0.05 to 0.2 portion of sodium fluosilicate

0.01 to 0.05 portion of aluminum fluoride

0.03-0.1 part of diethanolamine

0.05-0.1 part of xanthan gum.

2. The underwater concrete of claim 1, which is prepared from the following raw materials in parts by weight:

40 portions of macadam

Fine aggregate 7 parts

22 portions of machine-made sand

14 portions of cement

0.4 part of polycarboxylic acid water reducing agent

0.01 part of sodium fluosilicate

0.03 portion of aluminum fluoride

0.07 part of diethanol amine

0.07 part of xanthan gum.

3. An underwater concrete according to claim 1 or 2, wherein the cement is a mixture of an aluminoferrite cement and a portland cement.

4. Underwater concrete according to claim 3, wherein the weight ratio of the ferro-aluminate cement to the portland cement is 1: 1.

5. An underwater concrete according to claim 1 or 2, wherein the crushed stone is of 5-31.5mm continuous gradation.

6. An underwater concrete according to claim 1 or 2, wherein the fine aggregate is: 1-2 parts of fly ash, 1-4 parts of silica fume and 1-4 parts of zeolite powder.

7. An underwater concrete according to claim 1 or 2, wherein the machine-made sand is limestone-based machine-made sand.

8. The underwater concrete of any one of claim 1, wherein the preparation method of the underwater concrete comprises the following steps: weighing the raw materials according to the parts by weight, pouring broken stone, fine aggregate, machine-made sand, cement and a polycarboxylic acid water reducing agent into a stirrer, and stirring to obtain mixed aggregate; and adding sodium fluosilicate, aluminum fluoride, diethanolamine and xanthan gum into 10 times of water for dissolving, then adding 4-10 parts of water, uniformly mixing, pouring into the mixed aggregate in stirring, and uniformly stirring to obtain the finished product.

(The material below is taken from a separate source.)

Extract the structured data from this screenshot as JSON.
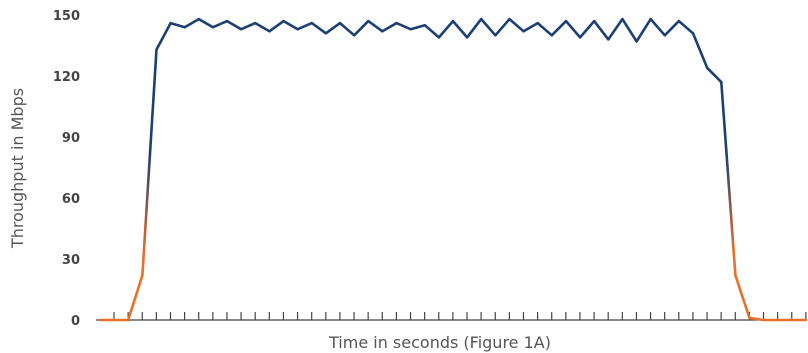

9. A method for preparing the underwater concrete of any one of claims 1 to 8, which is characterized by comprising the following steps: weighing the raw materials according to the parts by weight, pouring broken stone, fine aggregate, machine-made sand, cement and a polycarboxylic acid water reducing agent into a stirrer, and stirring to obtain mixed aggregate; and adding sodium fluosilicate, aluminum fluoride, diethanolamine and xanthan gum into 10 times of water for dissolving, then adding 4-10 parts of water, uniformly mixing, pouring into the mixed aggregate in stirring, and uniformly stirring to obtain the finished product.